Wednesday, January 9, 2008

"Just Imagine" Pictures Life and Love 50 Years From Today (1930)

The September 14, 1930 Syracuse Herald (Syracuse, NY) ran a piece about the people of 1980 who may stumble upon the 1930 film Just Imagine. At the time this article was published the film had not yet been released. The entire article appears below.
Hollywood, Sept. 13. - New Yorkers of 50 years hence may draw down from the dusty shelves where forgotten movies rest a quaint roll of celluloid dated 1930 and labeled "Just Imagine," and gather en masse to ascertain what prophetic powers, if any, were possessed by a certain trio of gay song-showmen of our day, the Messrs, DeSylva, Brown and Henderson.

Should this transpire, that future audience will see a screen musical comedy conception, by 1930 prophets, of what their life, customs and dress would be.

Just how good a picture "Just Imagine" will be remains to be seen, but at present it stands out as the most unusual movie idea in Hollywood, one that has not been done before, and that is saying much.

Two or three pictures, true, have looked into the future for their settings, but none on so large a scale as this. "Just Imagine" is laid in New York in 1980.

Secrecy has surrounded work on the picture, and sets built to scale in a vast hangar miles from Hollywood were used to depict "a metropolis where traffic proceeds on many levels, where boats dock at the feet of 230-story skyscrapers, and aerial traffic has supplanted the automobile.

Science has achieved the miracle of reviving a Brooklynite (El Brendel) struck by lightning in 1930. Television long since has ceased to be a novelty, and people have numbers instead of names.

There is a marriage tribunal which confers a desired maiden on the most worthy of her suitors, and this supplies the plot.

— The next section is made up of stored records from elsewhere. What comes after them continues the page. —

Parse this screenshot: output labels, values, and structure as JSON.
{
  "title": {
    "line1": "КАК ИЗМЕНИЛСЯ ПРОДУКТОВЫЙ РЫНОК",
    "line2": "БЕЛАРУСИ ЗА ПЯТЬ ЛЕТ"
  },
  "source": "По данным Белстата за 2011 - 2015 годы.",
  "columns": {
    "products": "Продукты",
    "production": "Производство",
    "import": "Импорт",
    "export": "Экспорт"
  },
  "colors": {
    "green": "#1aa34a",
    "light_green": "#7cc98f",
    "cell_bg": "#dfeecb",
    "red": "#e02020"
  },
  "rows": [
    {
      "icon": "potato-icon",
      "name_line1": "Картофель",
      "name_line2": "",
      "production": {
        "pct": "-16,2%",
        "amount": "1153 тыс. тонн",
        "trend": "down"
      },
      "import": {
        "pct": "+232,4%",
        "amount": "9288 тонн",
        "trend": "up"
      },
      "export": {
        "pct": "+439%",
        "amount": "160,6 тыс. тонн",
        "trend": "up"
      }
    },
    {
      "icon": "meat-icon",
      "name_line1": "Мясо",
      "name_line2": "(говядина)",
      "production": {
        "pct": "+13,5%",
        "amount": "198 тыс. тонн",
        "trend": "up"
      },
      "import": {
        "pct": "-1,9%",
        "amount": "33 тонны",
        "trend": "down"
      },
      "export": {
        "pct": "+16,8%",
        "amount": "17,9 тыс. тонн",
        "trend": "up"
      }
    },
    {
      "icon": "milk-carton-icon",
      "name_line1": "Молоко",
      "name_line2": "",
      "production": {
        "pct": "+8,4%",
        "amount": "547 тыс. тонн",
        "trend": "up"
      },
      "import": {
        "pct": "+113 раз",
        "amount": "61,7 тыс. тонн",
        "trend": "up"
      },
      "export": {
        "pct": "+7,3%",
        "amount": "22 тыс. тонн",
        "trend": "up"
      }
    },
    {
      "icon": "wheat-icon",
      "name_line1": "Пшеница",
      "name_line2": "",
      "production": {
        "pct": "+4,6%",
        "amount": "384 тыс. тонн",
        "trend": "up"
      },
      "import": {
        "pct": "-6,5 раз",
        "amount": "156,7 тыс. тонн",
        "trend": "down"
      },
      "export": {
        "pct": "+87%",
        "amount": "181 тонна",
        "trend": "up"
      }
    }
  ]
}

The hero (John Garrick), an ocean air-liner pilot, loves Maureen O'Sullivan, but a newspaper publisher (Kenneth Thomson), wins the tribunal's approval.

Garrick, appealing his case, has four months in which to prove his superiority to Thomson - but what can he do? The act that made Lindbergh an international hero in 1927 is just a routine job to him.

Then a scientist offers him opportunity to be the first to fly to Mar, to become the Lindbergh of 1980. Of [unreadable] hectic adventures on the strange planet, to which he is accompanied by Frank Albertson (his friend) and Brendel, the stowaway.

"Just Imagine," say its authors, is not intended, of course, as serious prophecy, but as entertainment.

See also:
Just Imagine (1930)
Instant Baby Machine (1930)
Movie Trends of the 21st Century (1982)

4 comments:

JC said...

I don't suppose one of the characters was named Equality 7-2521?

Anonymous said...

The people of 1980 and beyond would completely misinterpret the first paragraph at first, let alone the rest of the artcle. Gay song-showmen, hee!

Unknown said...

The best part is this:

"[...] at present it stands out as the most unusual movie idea in Hollywood, one that has not been done before, and that is saying much."

So... in *1930* they were complaining about the repetitiveness and derivativeness of Hollywood movies, eh?

Considering that in 2007, 5 of the top ten grossing movies were sequels, and at least 5 were adaptations from other media (books, comics, TV series). Some of the sequels were *also* adaptations. There were only one or two genuinely new movies in the lot.

The more things change, eh?

Stacia said...

You'd be surprised how many movies in the '30s and '40s were already remakes of silents or early talkies. I don't think it's as bad as today, but it's notable.

"Just Imagine" gets very little right about 1980; if I recall, hand dryers in the bathroom were the only thing it got right. Beautiful scenery, though, I wish it was available on DVD.